Posted: January 17, 2023
Code of Judicial Administration – Comment Period Closes March 3, 2023
CJA03-0403. Judicial branch education (AMEND). Proposed amendments require judicial officers and court employees to complete annual training on harassment and abusive conduct, ethics, inclusion, and elimination of bias. Other amendments are intended to streamline the rule and reflect current onboarding and orientation practices.
While sensible people agree that some sincere (as opposed to virtue-signaling, guilt-inducing, reality-distorting, or power grabbing), concise instruction on reasonable and appropriate workplace etiquette and conduct is worthwhile, in all sincerity it is just as worthwhile (perhaps even more so) to teach about proper interaction between superior and subordinate co-workers in the workplace (they are not equals on the job, and for good reason) and the value of emotional toughness and maturity in realizing one’s feelings are one’s own responsibility. It’s ludicrously easy to play the “I feel abused/harassed/excluded/discriminated against/otherwise wronged” card in the workplace with innocent, decent people. The incentives to play those cards for self-serving and illegitimate ends in the workplace with both co-workers and with the consumer must end.
Why should “judicial officers and court employees” be “required to complete annual training on harassment and abusive conduct, ethics, inclusion, and elimination of bias?” For what reason?
Are such people systematically harassing and abusing others? No, they are not.
And why do they need training on “ethics”? Are they inherently unethical people by virtue of their jobs? No, they are not.
And why would they need training on “inclusion,” whatever that means? Inclusion of what exactly? And for what reason? How does that word relate to carrying out their jobs in the court system?
And why would they need training on “eliminating bias”? Are these particular state employees inherently biased about something that we do not know about? How does the Utah State Bar or the Utah Supreme Court define or measure “bias” and who exactly is qualified to define or measure it?
The fact is that this proposed rule does not address any identifiable problem, other than what might be in the imagination of its proponents, nor does it achieve any benefit that is measurable or quantifiable.
More importantly, it is not the job of the Bar or the Utah Supreme Court to engage in political indoctrination of anyone, let alone public employees.

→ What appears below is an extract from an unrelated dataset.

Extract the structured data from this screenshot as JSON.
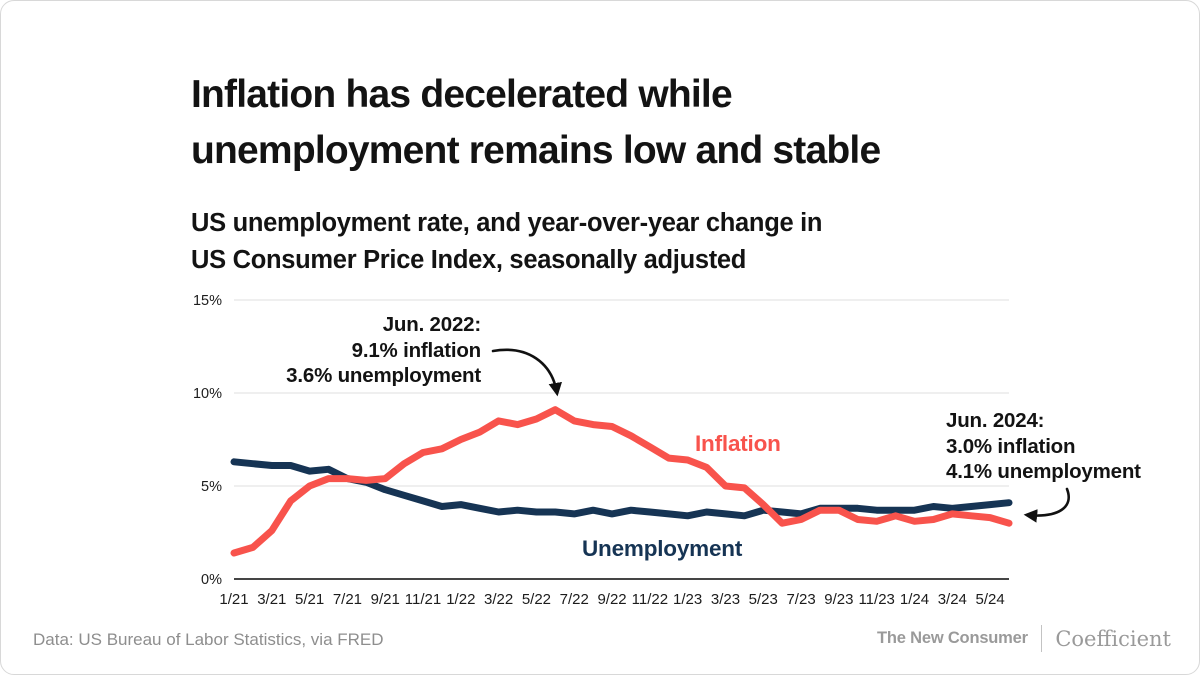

The Utah State Bar and Utah Supreme Court have promoted this Diversity and Inclusion gobbledygook for 25 years now. It is delivered in Code so most of us do not understand what is being done or why. The lack of clarity is intentional. We now have a Woman’s Bar Section, a [Racial] Minority Bar Section, a Gay or LGBTQXYZ Bar Section. When I have attended their functions, which I have done on occasion over the years, I do not feel “included” at all. I am perceived as an outsider and intruder. These groups serve to segregate and carve everyone up and put them into distinct and disparate categories or cubbyholes. The pursuit of this highly political segregation model is anything but “inclusive.”

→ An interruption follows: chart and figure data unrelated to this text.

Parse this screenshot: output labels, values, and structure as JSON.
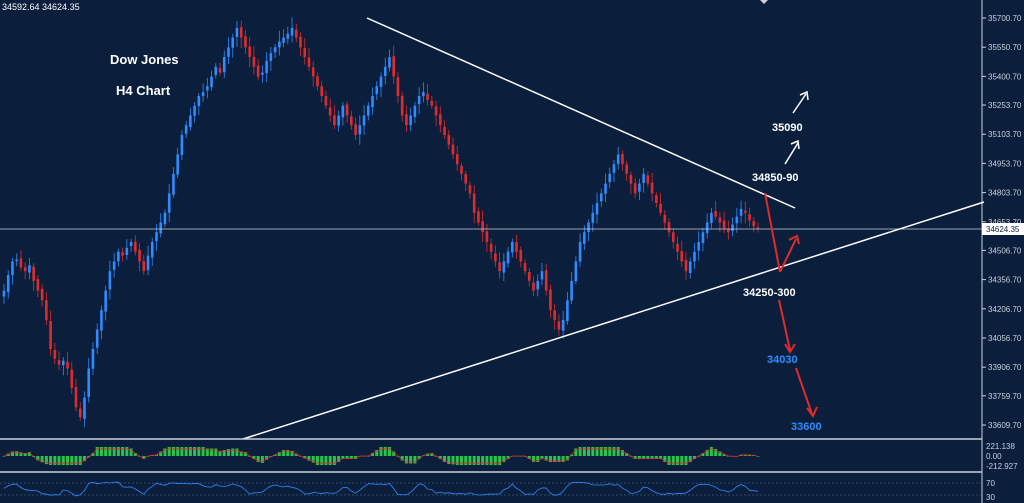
{
  "header": {
    "ohlc": "34592.64 34624.35"
  },
  "chart_title": {
    "line1": "Dow Jones",
    "line2": "H4 Chart"
  },
  "chart_data": {
    "type": "candlestick",
    "y_ticks": [
      "35700.70",
      "35550.70",
      "35400.70",
      "35253.70",
      "35103.70",
      "34953.70",
      "34803.70",
      "34653.70",
      "34506.70",
      "34356.70",
      "34206.70",
      "34056.70",
      "33906.70",
      "33759.70",
      "33609.70"
    ],
    "ylim": [
      33560,
      35760
    ],
    "last_price": "34624.35",
    "closes": [
      34300,
      34380,
      34450,
      34460,
      34420,
      34400,
      34430,
      34350,
      34300,
      34250,
      34150,
      34000,
      33950,
      33920,
      33940,
      33900,
      33800,
      33700,
      33650,
      33750,
      33900,
      34000,
      34100,
      34200,
      34300,
      34400,
      34450,
      34500,
      34480,
      34520,
      34550,
      34500,
      34450,
      34400,
      34480,
      34550,
      34600,
      34650,
      34700,
      34800,
      34900,
      35000,
      35100,
      35150,
      35200,
      35250,
      35300,
      35320,
      35350,
      35400,
      35450,
      35420,
      35500,
      35550,
      35600,
      35650,
      35600,
      35550,
      35500,
      35450,
      35400,
      35420,
      35480,
      35520,
      35550,
      35580,
      35600,
      35620,
      35650,
      35600,
      35550,
      35500,
      35450,
      35400,
      35350,
      35300,
      35250,
      35200,
      35150,
      35200,
      35250,
      35200,
      35150,
      35100,
      35150,
      35200,
      35250,
      35300,
      35350,
      35400,
      35450,
      35500,
      35400,
      35300,
      35200,
      35150,
      35200,
      35250,
      35300,
      35320,
      35280,
      35250,
      35200,
      35150,
      35100,
      35050,
      35000,
      34950,
      34900,
      34850,
      34800,
      34700,
      34650,
      34600,
      34550,
      34500,
      34450,
      34400,
      34450,
      34500,
      34550,
      34500,
      34450,
      34400,
      34350,
      34300,
      34350,
      34400,
      34300,
      34200,
      34150,
      34100,
      34150,
      34250,
      34350,
      34450,
      34550,
      34600,
      34650,
      34700,
      34750,
      34800,
      34850,
      34900,
      34950,
      35000,
      34950,
      34900,
      34850,
      34800,
      34850,
      34900,
      34850,
      34800,
      34750,
      34700,
      34650,
      34600,
      34550,
      34500,
      34450,
      34400,
      34450,
      34500,
      34550,
      34600,
      34650,
      34700,
      34680,
      34650,
      34620,
      34600,
      34640,
      34680,
      34720,
      34700,
      34660,
      34630,
      34620
    ],
    "trendlines": [
      {
        "name": "upper",
        "from": [
          367,
          18
        ],
        "to": [
          795,
          208
        ]
      },
      {
        "name": "lower",
        "from": [
          243,
          439
        ],
        "to": [
          984,
          202
        ]
      }
    ],
    "annotations": [
      {
        "label": "35090",
        "color": "#ffffff"
      },
      {
        "label": "34850-90",
        "color": "#ffffff"
      },
      {
        "label": "34250-300",
        "color": "#ffffff"
      },
      {
        "label": "34030",
        "color": "#2f8bff"
      },
      {
        "label": "33600",
        "color": "#2f8bff"
      }
    ]
  },
  "macd": {
    "upper": "221.138",
    "zero": "0.00",
    "lower": "-212.927"
  },
  "rsi": {
    "top": "70",
    "bottom": "30"
  },
  "colors": {
    "bg": "#0b1f3c",
    "bull": "#2f8bff",
    "bear": "#e02b2b",
    "line": "#ffffff",
    "histo": "#27c44c"
  }
}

As a member of the Bar for over 40 years, I object to this proposed rule and those like it. It treats grownups as little children and packages such a regressive agenda as “progress.” When I use the court system as a lawyer, I would like to think that I am relying on responsible, rational adults, not little children who have been politically brainwashed, via mandated “annual training,” into believing that individual feelings are more important than truth, facts, accuracy, efficiency, and competency.
On Jan. 13, the Bar sponsored a 1½ hour CLE Webinar on the upcoming legislative session. It was interesting to hear various legislators speak directly on bills coming before the legislature. Towards the end, however, an employee of the Utah State Bar issued a directive during the online streaming reminding everyone to “be civil” to one another. The fact is that no one was being the least uncivil. When no one is being uncivil, there is no reason to have a Speech and Thought Policewoman from the Utah State Bar chime in to demand that everyone be “civil” to one another. Such silliness is not just offensive to intelligent, rational adults but is itself juvenile and immature.
The foregoing is not to ignore that the proposed rule, and others like it, is also illegal because the Utah State Bar and the Utah Supreme Court have not been empowered by the legislature to engage in the political indoctrination of public employees. Nowhere is that permitted in Utah or federal law. Moreover, the proposed rule is also unconstitutional because nowhere in the Utah or federal constitutions can someone be forced to submit to regular “social justice warrior” political indoctrinations as a condition to getting—and keeping—a job with state government. What surprises me here is that no one on the Bar Rules Committee realizes the obvious illegality of what they are proposing. To be sure, if this proposed rule is approved and implemented, it will most assuredly give rise to a class action lawsuit by state employees under 42 USC § 1983, namely, for violating their civil and constitutional rights “under color of state law.” Such statute also provides for an award of costs and attorney’s fees to a successful plaintiff, not to mention damages. Is the Bar or are its employees or the people on the Rules Committee going to foot those 1983 fees and costs personally if they are imposed by a federal court? What about any damages? Who will pay for those?